La sentenza del gup Maria Paola Tomaselli rappresenta la prima condanna, in Italia, per un’azienda che non ha saputo garantire la sicurezza dei propri dipendenti. I quattro dipendenti vennero rapiti nel 2015 e due di loro morirono durante uno scontro a fuoco con le forze dell'ordine mentre venivano trasferiti in un nuovo covo. Il rapimento, ha sostenuto la procura, poteva essere evitato se la società avesse attuato le misure di sicurezza
I vertici della Bonatti, azienda per la quale lavoravano i quattro tecnici sequestrati nel 2015 in Libia e due dei quali morti, sono stati condannati a un anno e dieci mesi di carcere. La pena è stata stabilita dal giudice per l’udienza preliminare del tribunale di Roma, Maria Paola Tomaselli, che ha parzialmente accolto le richieste del pm Sergio Colaiocco, arriva al termine del processo con rito abbreviato che riguardava tre persone. Una quinta, Giovanni Di Vincenzo, membro del cda è stato rinviato a giudizio e la prima udienza è stata fissata il 28 maggio prossimo. La sentenza riguarda per il presidente Paolo Ghirelli, i membri del cda Dino Martinazzoli e Paolo Cardano, mentre l’ex responsabile Bonatti in Libia, Dennis Morson, ha patteggiato la stessa pena. Inoltre, il giudice ha disposto anche una sanzione di 150mila euro alla società legata alla legge 231 in tema di responsabilità degli enti per aver omesso di predisporre il documento di valutazione dei rischi relativo all’attività all’estero di suoi dipendenti per raggiungere il luogo di lavoro.

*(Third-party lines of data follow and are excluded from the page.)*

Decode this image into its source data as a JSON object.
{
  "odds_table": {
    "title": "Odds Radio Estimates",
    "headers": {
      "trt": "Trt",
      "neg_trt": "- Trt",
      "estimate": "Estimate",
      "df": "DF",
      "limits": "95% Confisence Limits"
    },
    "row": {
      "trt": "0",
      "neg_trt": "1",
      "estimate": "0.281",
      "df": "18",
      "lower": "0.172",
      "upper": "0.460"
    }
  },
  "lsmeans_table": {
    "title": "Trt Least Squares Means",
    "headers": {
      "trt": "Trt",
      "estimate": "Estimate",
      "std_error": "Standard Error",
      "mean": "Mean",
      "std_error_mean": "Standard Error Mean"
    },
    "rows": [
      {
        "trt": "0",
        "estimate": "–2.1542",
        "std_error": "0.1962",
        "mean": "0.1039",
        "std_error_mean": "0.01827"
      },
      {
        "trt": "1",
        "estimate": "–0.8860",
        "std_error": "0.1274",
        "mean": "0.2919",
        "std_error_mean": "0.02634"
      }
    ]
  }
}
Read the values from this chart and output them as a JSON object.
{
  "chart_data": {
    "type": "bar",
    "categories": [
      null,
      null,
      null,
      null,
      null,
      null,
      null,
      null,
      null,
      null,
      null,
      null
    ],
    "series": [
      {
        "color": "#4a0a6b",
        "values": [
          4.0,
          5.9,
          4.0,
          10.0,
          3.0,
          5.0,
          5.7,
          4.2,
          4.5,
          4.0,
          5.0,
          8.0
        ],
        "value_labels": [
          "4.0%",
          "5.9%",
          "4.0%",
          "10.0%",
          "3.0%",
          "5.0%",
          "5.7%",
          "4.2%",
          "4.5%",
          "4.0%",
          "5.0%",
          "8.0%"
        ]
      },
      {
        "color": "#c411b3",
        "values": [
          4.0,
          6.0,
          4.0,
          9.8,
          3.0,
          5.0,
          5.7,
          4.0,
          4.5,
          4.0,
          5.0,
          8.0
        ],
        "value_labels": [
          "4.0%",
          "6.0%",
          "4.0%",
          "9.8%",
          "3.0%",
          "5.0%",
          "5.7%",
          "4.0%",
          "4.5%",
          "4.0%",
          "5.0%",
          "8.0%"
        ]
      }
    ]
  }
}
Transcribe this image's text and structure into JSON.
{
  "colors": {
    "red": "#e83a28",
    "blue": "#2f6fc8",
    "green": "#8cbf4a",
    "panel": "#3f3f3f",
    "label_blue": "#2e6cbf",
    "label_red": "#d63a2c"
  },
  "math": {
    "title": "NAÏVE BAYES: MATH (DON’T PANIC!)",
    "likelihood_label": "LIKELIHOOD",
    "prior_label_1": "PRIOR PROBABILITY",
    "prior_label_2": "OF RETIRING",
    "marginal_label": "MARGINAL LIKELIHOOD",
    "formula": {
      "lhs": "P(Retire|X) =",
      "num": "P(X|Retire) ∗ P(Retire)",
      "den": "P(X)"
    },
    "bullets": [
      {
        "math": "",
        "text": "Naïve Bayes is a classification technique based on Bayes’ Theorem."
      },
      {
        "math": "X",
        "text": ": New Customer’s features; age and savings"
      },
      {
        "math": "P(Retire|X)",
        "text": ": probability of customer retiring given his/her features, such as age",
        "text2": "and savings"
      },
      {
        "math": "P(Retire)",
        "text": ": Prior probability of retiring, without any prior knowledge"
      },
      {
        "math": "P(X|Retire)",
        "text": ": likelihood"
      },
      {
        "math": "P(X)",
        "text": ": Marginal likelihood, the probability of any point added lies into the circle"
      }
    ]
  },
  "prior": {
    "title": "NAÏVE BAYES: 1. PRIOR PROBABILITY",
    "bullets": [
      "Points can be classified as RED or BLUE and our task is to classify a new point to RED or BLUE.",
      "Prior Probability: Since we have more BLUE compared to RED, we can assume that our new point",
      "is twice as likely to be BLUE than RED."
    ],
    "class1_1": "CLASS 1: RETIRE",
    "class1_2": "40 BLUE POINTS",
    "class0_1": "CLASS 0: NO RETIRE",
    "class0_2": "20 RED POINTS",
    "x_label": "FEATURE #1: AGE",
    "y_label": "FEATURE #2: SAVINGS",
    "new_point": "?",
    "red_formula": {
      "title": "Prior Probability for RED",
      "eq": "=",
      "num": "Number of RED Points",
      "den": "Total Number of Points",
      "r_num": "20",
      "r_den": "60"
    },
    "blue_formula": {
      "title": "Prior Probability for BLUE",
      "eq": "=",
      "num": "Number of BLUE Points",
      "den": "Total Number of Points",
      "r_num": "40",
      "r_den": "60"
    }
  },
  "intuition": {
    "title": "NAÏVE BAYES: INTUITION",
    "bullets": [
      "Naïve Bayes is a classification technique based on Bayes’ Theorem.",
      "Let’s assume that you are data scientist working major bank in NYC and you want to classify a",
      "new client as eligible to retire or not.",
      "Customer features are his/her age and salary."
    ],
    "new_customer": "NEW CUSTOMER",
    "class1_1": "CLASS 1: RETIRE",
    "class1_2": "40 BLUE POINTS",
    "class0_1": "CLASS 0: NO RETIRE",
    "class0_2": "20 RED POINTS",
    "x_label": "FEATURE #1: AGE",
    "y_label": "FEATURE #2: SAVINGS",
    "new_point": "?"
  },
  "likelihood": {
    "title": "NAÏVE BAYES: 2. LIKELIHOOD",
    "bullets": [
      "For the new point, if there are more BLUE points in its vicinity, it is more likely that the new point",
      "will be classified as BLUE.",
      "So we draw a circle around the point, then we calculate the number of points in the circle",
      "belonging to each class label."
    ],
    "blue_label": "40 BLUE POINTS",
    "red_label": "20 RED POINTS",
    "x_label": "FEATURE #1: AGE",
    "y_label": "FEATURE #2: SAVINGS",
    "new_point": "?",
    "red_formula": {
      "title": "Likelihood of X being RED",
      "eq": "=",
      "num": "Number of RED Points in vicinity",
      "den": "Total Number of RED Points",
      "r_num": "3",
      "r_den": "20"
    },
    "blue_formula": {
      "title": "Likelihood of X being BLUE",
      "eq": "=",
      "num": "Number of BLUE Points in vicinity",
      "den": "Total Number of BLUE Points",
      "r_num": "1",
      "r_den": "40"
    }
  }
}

Salvatore Failla, Fausto Piano, Filippo Calcagno e Gino Pollicardo vennero rapiti il 19 luglio 2015. Gli otto mesi di prigionia si conclusero con la morte dei primi due, in uno scontro a fuoco con le forze dell’ordine, mentre venivano trasportati in un nuovo covo. Calcagno e Pollicardo, rimasti soli nella loro prigione, riuscirono a liberarsi e fuggire. Il rapimento – secondo il pm Colaiocco, responsabile dell’indagine della procura di Roma – poteva essere evitato se la società avesse attuato le misure di sicurezza previste per chi lavora in quell’area. Per questo i manager sono stati condannati per il reato di “cooperazione colposa nel delitto doloso”: la procura chiedeva due anni di carcere per i tre condannati in abbreviato. La sentenza del gup rappresenta la prima condanna, in Italia, per un’azienda che non ha saputo garantire la sicurezza dei propri dipendenti.
Sul fronte delle indagini in Libia, nel marzo dello scorso anno, tre persone sono state arrestate per il rapimento: in manette, con l’accusa di aver organizzato il sequestro con fini terroristici, sono finiti l’autista incaricato del trasporto dei quattro dipendenti dell’azienda, Youssef Aldauody, e due suoi complici, Ahmed Dhawadi e Ahmad Elsharo, ritenuti appartenenti all’Isis. L’autista avrebbe organizzato il sequestro, durante il trasporto dei quattro dalla Tunisia al cantiere libico di Mellitah, coinvolgendo gli altri due e una decina di persone. Secondo gli inquirenti, gli altri responsabili sarebbero morti, in parte nella sparatoria del 2 marzo 2016, in cui vennero uccisi anche i tecnici Salvatore Failla e Fausto Piano, e in parte in azioni successive.